The case for his defence – and it’s solid – is that he is merely one name (along with Wayne Rooney, Ander Herrera, Memphis Depay and Anthony Martial) on a lengthy list of flair players who appear to have had their spontaneity bludgeoned out of them by the iron fist of keep-ball with which Van Gaal governs. This group plight suggests Mata is more symptom of United’s ills than cause.

But before we get too teary, we should remember that Mata has been a world and European champion with Spain and owns Champions League and UEFA Cup medals, as well as a litany of individual honours. He is 27 and a millionaire many times over.
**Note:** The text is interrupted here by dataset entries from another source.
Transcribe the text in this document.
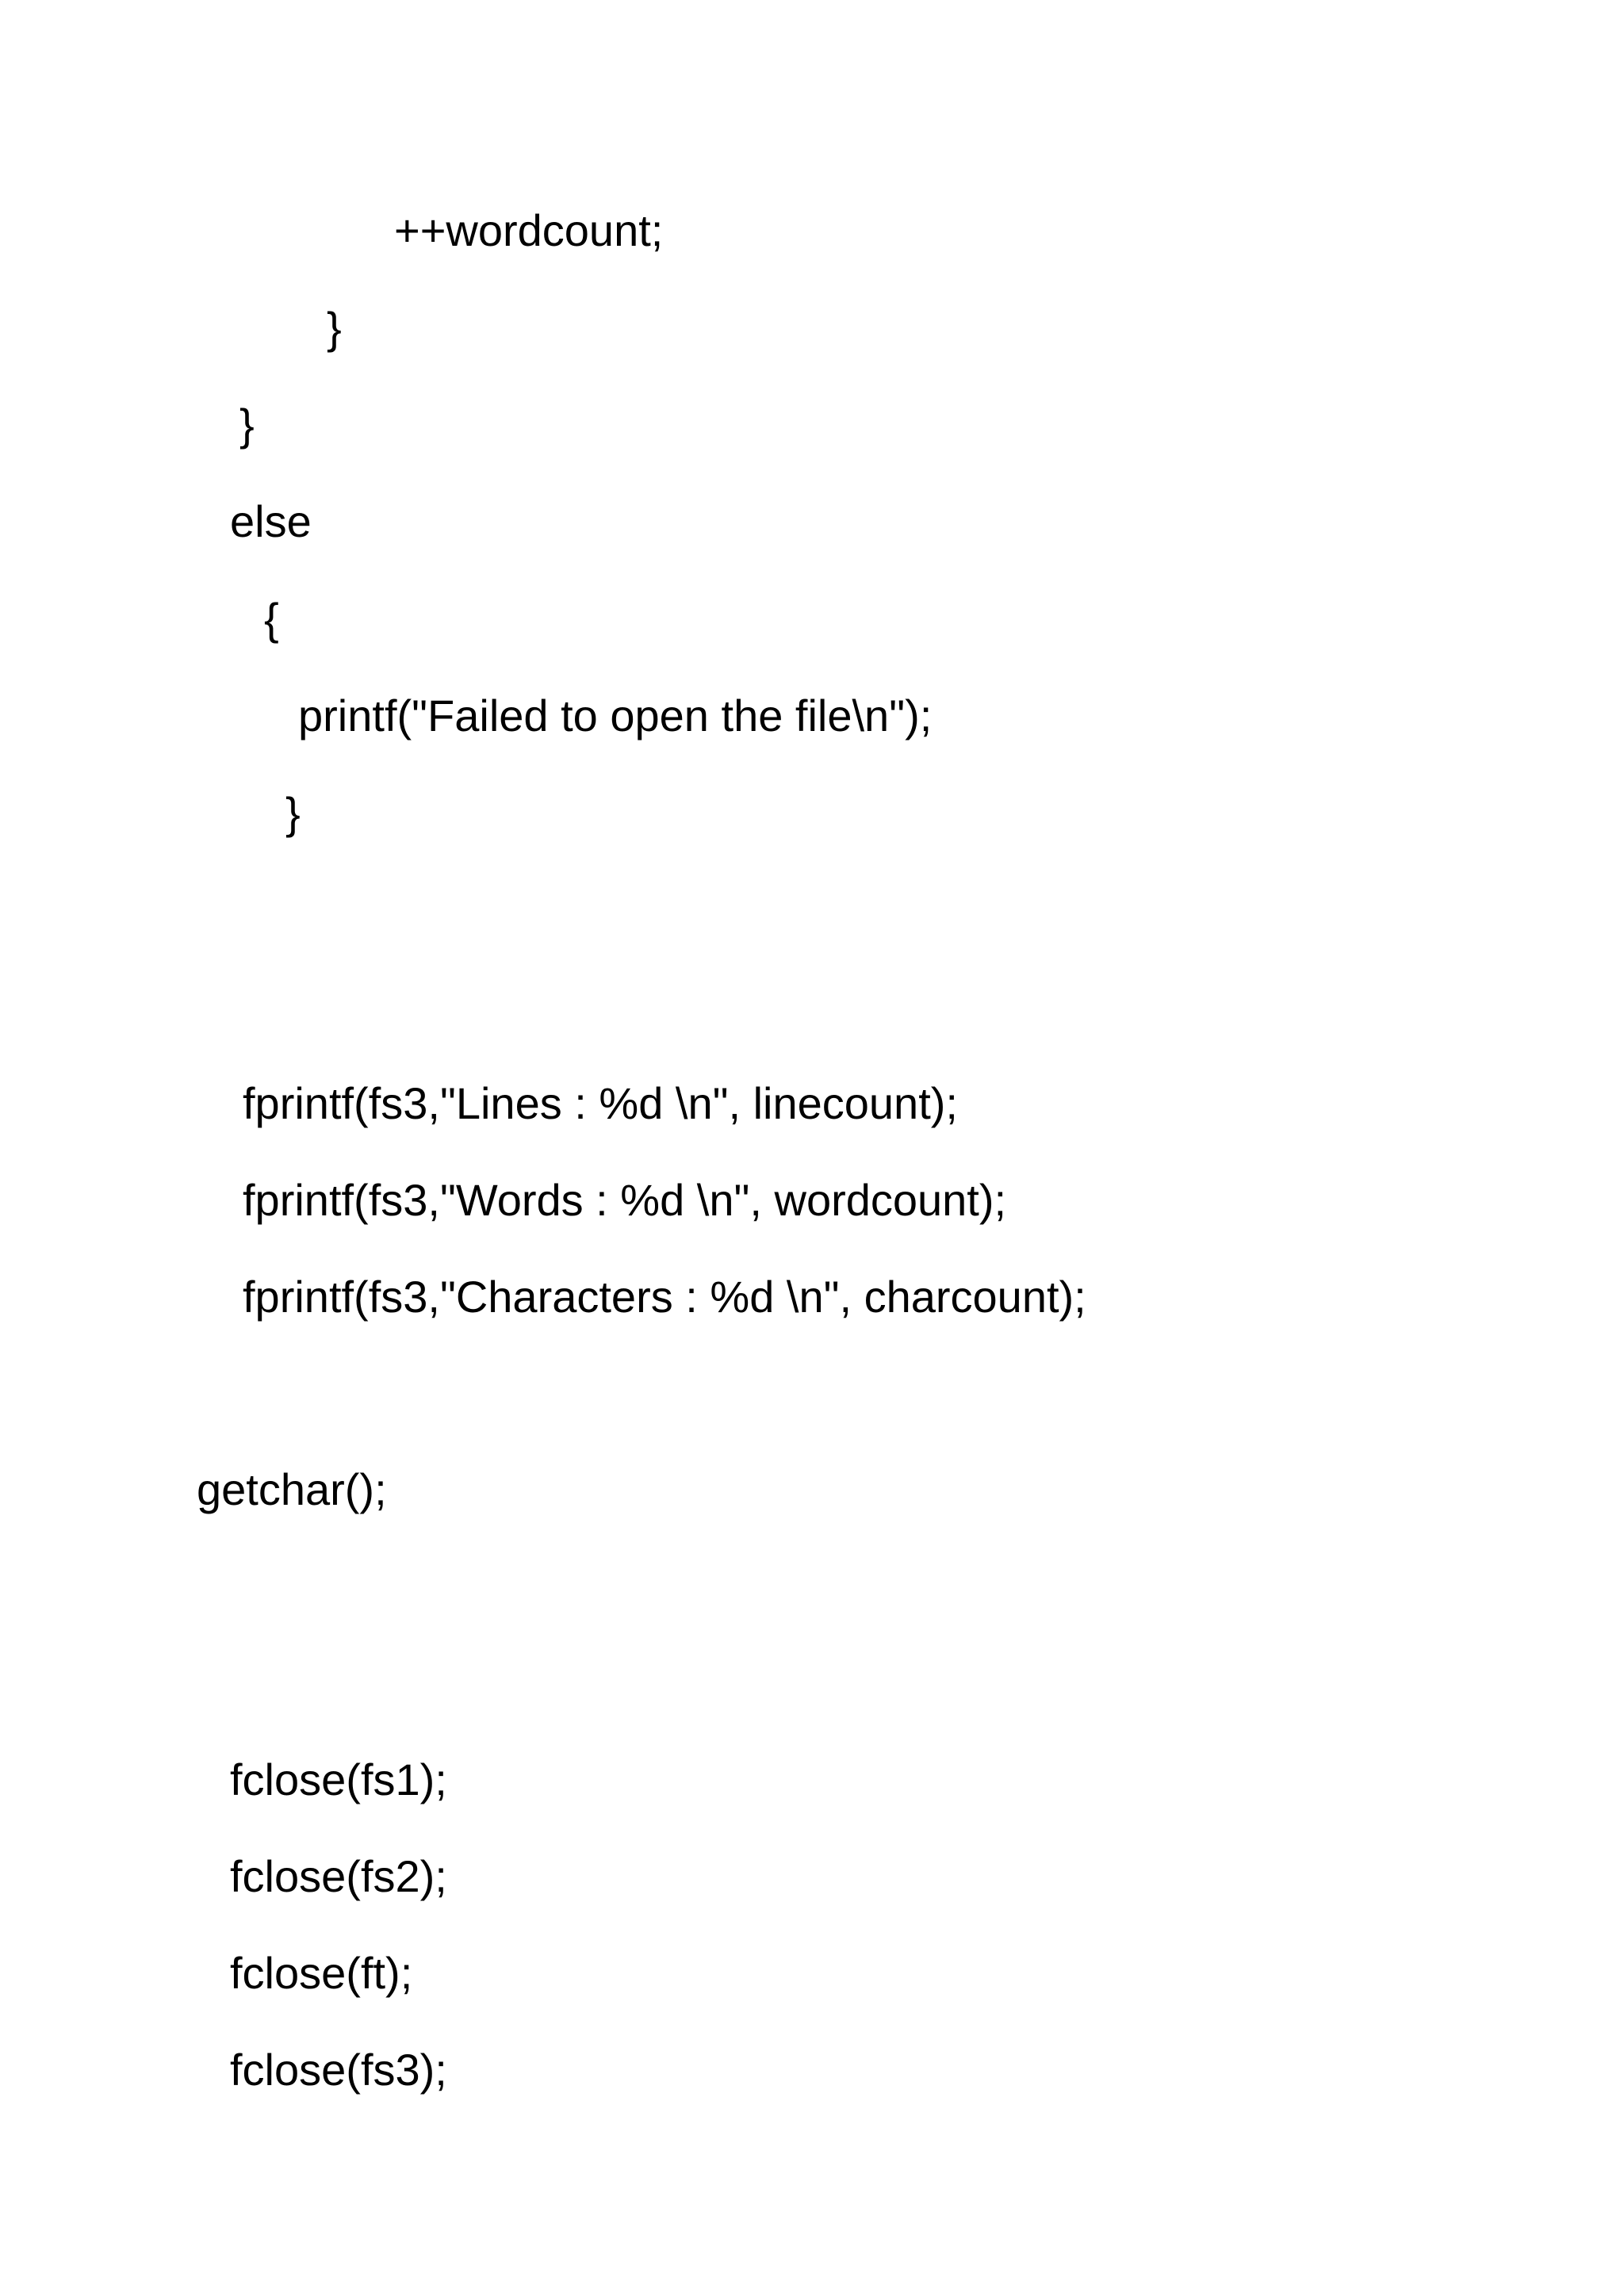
++wordcount;
}
}
else
{
printf("Failed to open the file\n");
}
fprintf(fs3,"Lines : %d \n", linecount);
fprintf(fs3,"Words : %d \n", wordcount);
fprintf(fs3,"Characters : %d \n", charcount);
getchar();
fclose(fs1);
fclose(fs2);
fclose(ft);
fclose(fs3);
To label him as desperately unfortunate would be to wave goodbye to any notion of perspective.

Time running out?

Being both an undeniably wonderful footballer and an obviously likeable bloke, he belongs to an exclusive bracket of players whose well-wishers tend to transcend tribal allegiances

And yet watching him gaze on from the sidelines last weekend as Fellaini shinned one five-yard pass after another into touch, it seemed impossible to deny that his career has been knocked wildly off kilter by forces beyond his control. That his defining trait – that razor-edged creativity, which so many managers would dream of building their team around – seems to have been rendered collateral damage in not just one regime of compulsive control-freakery, but two.

Fortunately, Mata has a good few years left in him yet. And being both an undeniably wonderful footballer and an obviously likeable bloke, he belongs to an exclusive bracket of players whose well-wishers tend to transcend tribal allegiances. There is no shortage of fans who hope the Mata of old is simply waiting for the right time to reappear and re-establish himself.

The sooner the better, though: right now, we are approaching the point where the line between dip and decline starts look worryingly thin.